A Walmart Supercenter is being built on the site of a former department store. It’s the first deal since Fink’s group bought Metrocenter. It doesn’t impress Lou Snow, though, who’s seen more crime and lower property values over the years. He’s not a fan of rentals and worries about who will move in.
“Are they going to take on responsibility as a tenant? Or are they gonna be here today and gone tomorrow? Because that’s what you see around here,” he said.
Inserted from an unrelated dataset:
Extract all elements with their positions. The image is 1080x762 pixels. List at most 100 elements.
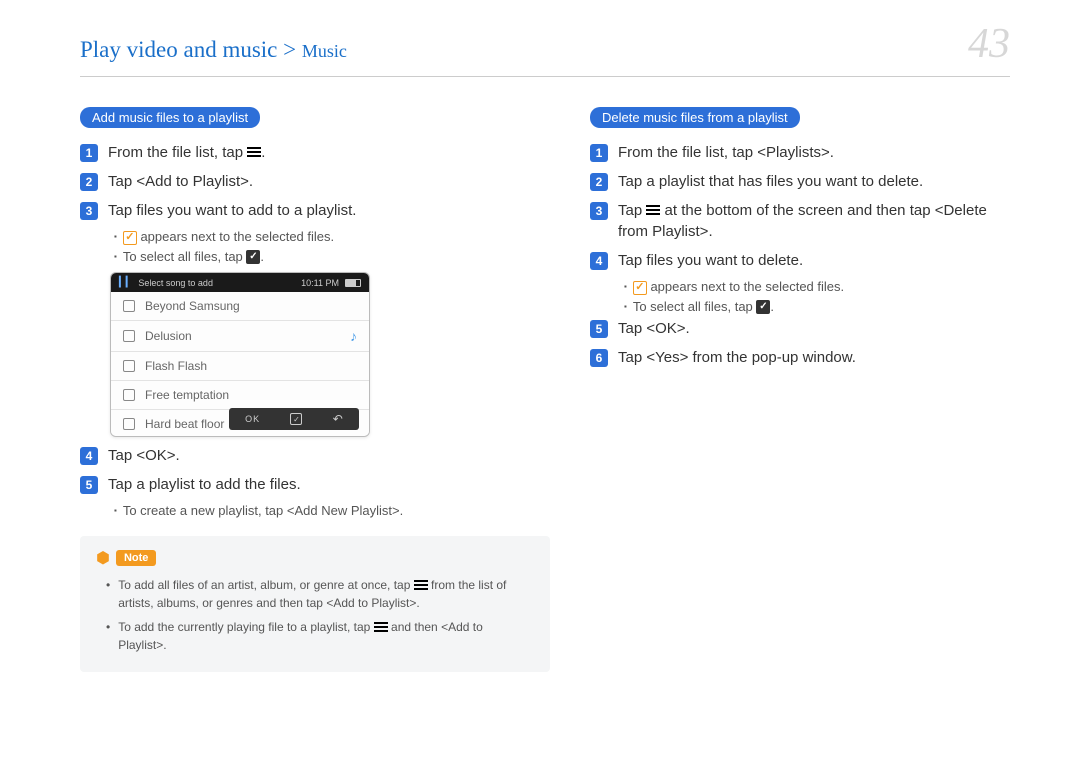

But, just across the mall’s parking lot car wash owner Nabeel Kammoun is excited.
“This will bring a lot of traffic our way. It’s good for my business,” Kammoun said.
Business hasn’t been particularly good for a while. Before the recession, Kammoun saw nearly 50,000 cars a year. It dropped to 20,000 where it’s stayed.

Other businesses are doing better. In the past few years, a string of restaurants have opened near the mall and the developer noticed.

“Those are not just Walmart customers,” Finks said. “Those are customers that are coming from the demographic that have the majority of the Walmart customer, but they also have the higher income level in that overall 500,000-person demographic. All we had to do was take a look at the expansion and success of the restaurants that are around us to realize this is a much more diverse market than some people think.”

While much remains uncertain, Fink said three things are clear — today’s mall will not stay and yesterday’s mall will not return. But, he promises the name will stay. That’s good news to Perez.
“It’s always going to be Metrocenter,” she said with a smile. “And it better have a round circle because that’s where we cruised.”

And the Metrocenter loop — that’s staying, too.